02-02-2012, 07:26 PM

|
03-02-2012, 09:16 AM
pada jam2 sibuk, atau padat penumpang, di setiap pintu wajib ada petugas tapping, kalo itu tidak bisa dilakukan akan banyak penumpang yang tidak bisa tapping di atas KRL .... sangat merugikan bagi para penumpang
03-02-2012, 04:07 PM
(This post was last modified: 03-02-2012, 04:22 PM by senengmrogo.)
03-02-2012, 08:52 PM
oh iya... di kartu Commet, kalo kartu hilang ya hilang... ga bisa dimitain ganti ke operator..
trus apa gunanya musti isi identitas pas bikin ntu commet.... kalo pas hilang ga bisa di blokir
"Penipuan Publik atau kebohongan Publik adalah seseorang yang dengan sadar berkata - menyampaikan - melakukan kebohongan dan ungkapan tersebut, tersebar luas dan bisa dipahami sebagai kebenaran atau dipercayai kebenarannya"
~just quote~
07-02-2012, 08:10 PM
08-02-2012, 07:40 PM
09-02-2012, 05:42 PM
hallow... gimana neh implementasi commet di lapangan????

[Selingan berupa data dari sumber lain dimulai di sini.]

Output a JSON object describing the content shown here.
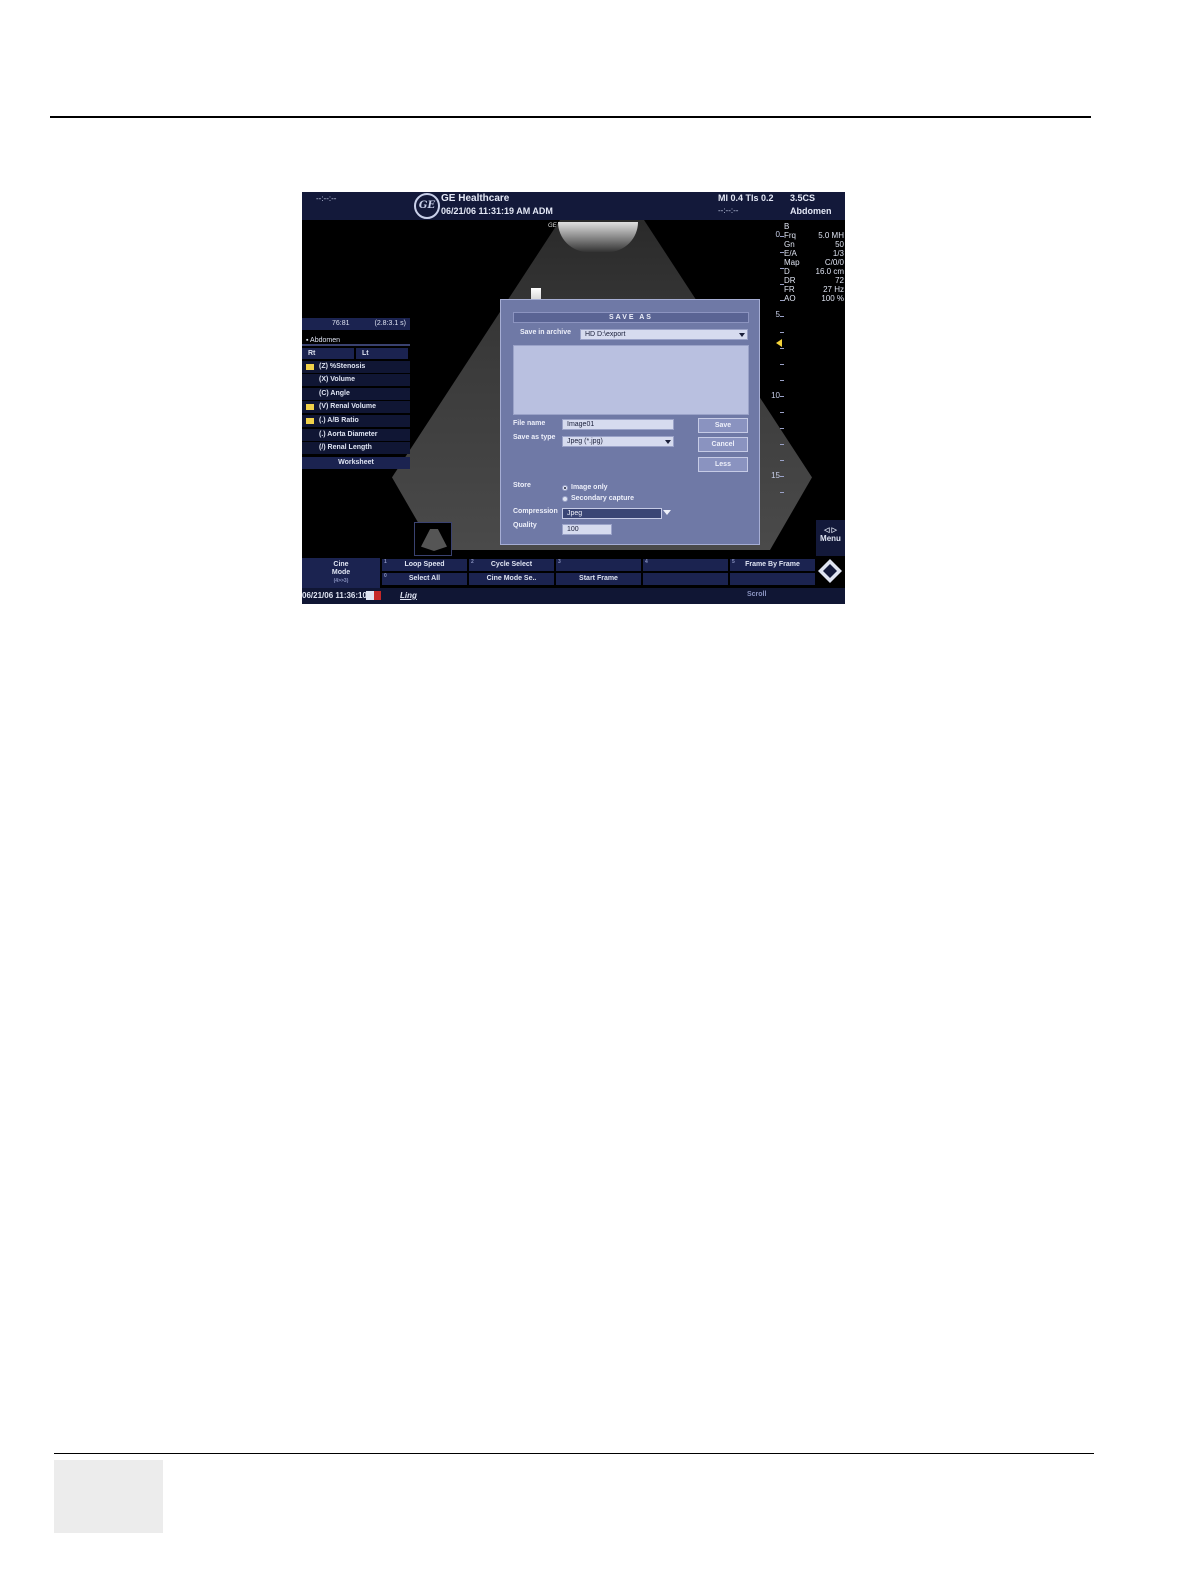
{
  "header": {
    "cine_counter": "--:--:--",
    "brand": "GE Healthcare",
    "datetime": "06/21/06 11:31:19 AM ADM",
    "mi_tis": "MI 0.4   TIs 0.2",
    "elapsed": "--:--:--",
    "probe": "3.5CS",
    "preset": "Abdomen"
  },
  "image": {
    "logo_mark": "GE",
    "depth_marks": [
      "0",
      "5",
      "10",
      "15"
    ],
    "focus_color": "#f5d33a"
  },
  "params": [
    {
      "k": "B",
      "v": ""
    },
    {
      "k": "Frq",
      "v": "5.0 MH"
    },
    {
      "k": "Gn",
      "v": "50"
    },
    {
      "k": "E/A",
      "v": "1/3"
    },
    {
      "k": "Map",
      "v": "C/0/0"
    },
    {
      "k": "D",
      "v": "16.0 cm"
    },
    {
      "k": "DR",
      "v": "72"
    },
    {
      "k": "FR",
      "v": "27 Hz"
    },
    {
      "k": "AO",
      "v": "100 %"
    }
  ],
  "left_panel": {
    "cine_frames": "76:81",
    "cine_time": "(2.8:3.1 s)",
    "exam": "Abdomen",
    "tab_rt": "Rt",
    "tab_lt": "Lt",
    "items": [
      {
        "label": "(Z)  %Stenosis",
        "folder": true
      },
      {
        "label": "(X)  Volume",
        "folder": false
      },
      {
        "label": "(C)  Angle",
        "folder": false
      },
      {
        "label": "(V)  Renal Volume",
        "folder": true
      },
      {
        "label": "(.)  A/B Ratio",
        "folder": true
      },
      {
        "label": "(.)  Aorta Diameter",
        "folder": false
      },
      {
        "label": "(/)  Renal Length",
        "folder": false
      }
    ],
    "worksheet": "Worksheet"
  },
  "dialog": {
    "title": "SAVE AS",
    "save_in_label": "Save in archive",
    "save_in_value": "HD   D:\\export",
    "file_name_label": "File name",
    "file_name_value": "Image01",
    "save_type_label": "Save as type",
    "save_type_value": "Jpeg  (*.jpg)",
    "save_button": "Save",
    "cancel_button": "Cancel",
    "less_button": "Less",
    "store_label": "Store",
    "store_options": [
      "Image only",
      "Secondary capture"
    ],
    "store_selected": "Image only",
    "compression_label": "Compression",
    "compression_value": "Jpeg",
    "quality_label": "Quality",
    "quality_value": "100"
  },
  "softkeys": {
    "cine_mode_l1": "Cine",
    "cine_mode_l2": "Mode",
    "cine_mode_sub": "(4>>3)",
    "top": [
      {
        "num": "1",
        "label": "Loop Speed"
      },
      {
        "num": "2",
        "label": "Cycle Select"
      },
      {
        "num": "3",
        "label": ""
      },
      {
        "num": "4",
        "label": ""
      },
      {
        "num": "5",
        "label": "Frame By Frame"
      }
    ],
    "bottom": [
      {
        "num": "0",
        "label": "Select All"
      },
      {
        "num": "",
        "label": "Cine Mode Se.."
      },
      {
        "num": "",
        "label": "Start Frame"
      },
      {
        "num": "",
        "label": ""
      },
      {
        "num": "",
        "label": ""
      }
    ]
  },
  "menu_label": "Menu",
  "status": {
    "datetime": "06/21/06 11:36:10",
    "app": "Ling",
    "scroll": "Scroll"
  }
}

![]() di wall sebelah, katanya masih belum siap dan banyak alat tapping stasiun KRL yg belon bisa baca kode elektronik di commet apakah ada yg udah punya dan mengoperasikan commet??? koq di sini sepi2 ajah nih.... belon ada yg share pengalaman...... apakah di forum ini sejak ane dan Om Adiitto beralih jadi Jagorawi mania udah ga ada roker lagi??? secara update kebanyakan dari media, belon ada update langsung
"Penipuan Publik atau kebohongan Publik adalah seseorang yang dengan sadar berkata - menyampaikan - melakukan kebohongan dan ungkapan tersebut, tersebar luas dan bisa dipahami sebagai kebenaran atau dipercayai kebenarannya"
~just quote~
09-02-2012, 08:13 PM
04-04-2013, 03:57 PM
akhir2 ini ada beberapa berita di berbagai media yang menyatakan bahwa sistem tarif krl akan menggunakan sistem progresif berdasarkan zona. direncanakan untuk 5 stasiun pertama dikenakan tarif dasar Rp 3rb. selanjutnya setiap 3 stasiun akan dikenakan tarif rp 1rb.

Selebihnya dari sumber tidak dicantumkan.